L'Institut neuchâtelois a été fondé en 1938 par un groupe de personnalités neuchâteloises en vue d'assurer "la restauration d'un esprit de responsabilité solidaire", mis au service d'une promotion active du patrimoine culturel et scientifique du canton. L'initiative d'une première rencontre revient à Gérard Bauer, alors titulaire d'importantes fonctions à l'Union suisse du commerce et de l'industrie à Zurich. S'inspirant du rôle que jouent les Chambres du commerce et de l'industrie dans le domaine économique, Gérard Bauer sollicitait l'appui de quelques intellectuels pour étudier et lancer l'idée d'un Institut neuchâtelois, qui tiendrait la même place fédérative au sein des organismes culturels du canton. Un "comité d'initiative" est mis en place en avril. Outre Gérard Bauer, il regroupe Claude et Emer DuPasquier, Raymond Jeanprêtre, Jean Kiehl, Fred Uhler et Daniel Vouga.

A ces pionniers se joignent bientôt William Hirschy, Albert Rais, Charles Humbert, Alfred Lombard, Maurice Neeser, Max Niedermann, Léon Perrin et Edmond de Reynier. Une assemblée constitutive se tient le 19 octobre 1938 dans la salle du Conseil général de Neuchâtel, au premier étage de l'Hôtel de Ville. L'Institut neuchâtelois est fondé. Depuis lors, il a traversé près de quatre-vingts ans sous l'autorité de onze présidents successifs. Ses ambitieux statuts lui confient la mission de concourir au maintien et au développement du patrimoine intellectuel neuchâtelois, d'assurer l'unité et la vie spirituelle du canton et d'en coordonner les diverses activités scientifiques et artistiques.

Ses membres individuels, choisis par cooptation, sont nommés à vie. Il est prévu que l'Institut ne percevra pas de cotisations, les dons et les legs devant suffire à financer ses activités. Ce bel idéalisme aura un temps. Mais ni les cadeaux ni les héritages espérés ne permettent à l'Institut de remplir toutes les missions qu'il s'était assignées et il doit constamment revoir ses objectifs et la manière d'en assurer la réalisation matérielle. En 1942 paraît aux Editions de la Baconnière le premier des Cahiers de l'Institut neuchâtelois.

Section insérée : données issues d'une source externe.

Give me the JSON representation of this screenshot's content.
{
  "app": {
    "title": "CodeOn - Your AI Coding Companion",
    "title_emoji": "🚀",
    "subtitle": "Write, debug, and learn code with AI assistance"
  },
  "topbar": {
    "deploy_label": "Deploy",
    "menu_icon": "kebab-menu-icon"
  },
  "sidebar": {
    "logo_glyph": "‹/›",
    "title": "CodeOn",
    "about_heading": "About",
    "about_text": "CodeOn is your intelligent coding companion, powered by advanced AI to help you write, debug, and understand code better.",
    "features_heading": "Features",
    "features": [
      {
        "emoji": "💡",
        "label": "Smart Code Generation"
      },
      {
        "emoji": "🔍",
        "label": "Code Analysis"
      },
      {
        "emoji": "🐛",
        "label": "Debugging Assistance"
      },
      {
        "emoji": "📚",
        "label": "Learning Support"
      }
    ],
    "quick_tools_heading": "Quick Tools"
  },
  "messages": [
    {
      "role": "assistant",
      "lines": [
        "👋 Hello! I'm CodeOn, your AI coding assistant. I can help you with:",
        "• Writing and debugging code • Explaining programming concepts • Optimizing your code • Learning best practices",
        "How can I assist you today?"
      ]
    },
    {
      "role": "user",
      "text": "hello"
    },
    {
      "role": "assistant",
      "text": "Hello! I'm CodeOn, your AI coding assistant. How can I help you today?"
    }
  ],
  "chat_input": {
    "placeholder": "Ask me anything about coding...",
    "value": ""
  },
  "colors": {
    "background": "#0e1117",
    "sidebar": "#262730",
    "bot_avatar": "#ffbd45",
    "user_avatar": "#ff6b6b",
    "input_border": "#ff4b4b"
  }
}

Malgré des hauts et des bas, cette belle série d'études neuchâteloises compte aujourd'hui trente-cinq volumes parus.

Lorsqu'il crée en 1960 le Prix de l'Institut Neuchâtelois, destiné à récompenser chaque année une personnalité neuchâteloise dont l'activité, le rôle et l'oeuvre paraissent mériter la reconnaissance du mondes des sciences et des arts du canton, l'Institut entre de plein pied dans la vie publique et médiatique. Depuis lors, il remet son prix annuel au cours d'une séance publique qui se tient un samedi de mars, le plus souvent dans une des aulas de l'Université de Neuchâtel.

Parallèlement, l'Institut neuchâtelois inaugure une politique en faveur des lycéens et lycéennes neuchâtelois pour lesquels il met en place ses Journées Culture et Jeunesse. En septembre de chaque année, deux douzaines d'étudiants de nos lycées sont invités par l'Institut neuchâtelois à découvrir une page thématique de la vie du canton: culturelle, industrielle, sportive, écologique, etc.

Plus récemment, l'Institut neuchâtelois a mis en place ses Journées Ouverture qui proposent à des adolescents et adolescentes placés dans des institutions éducatives, de quitter pour une journée leur cadre de vie ordinaire et de découvrir un monde nouveau: théâtre, atelier de sculpture, de peinture, etc. Enfin, renouant avec une tradition de ses débuts, l'Institut récompense par les Prix Lycées les meilleurs travaux de maturité rédigés par des étudiants et étudiantes de nos lycées académiques et professionnels.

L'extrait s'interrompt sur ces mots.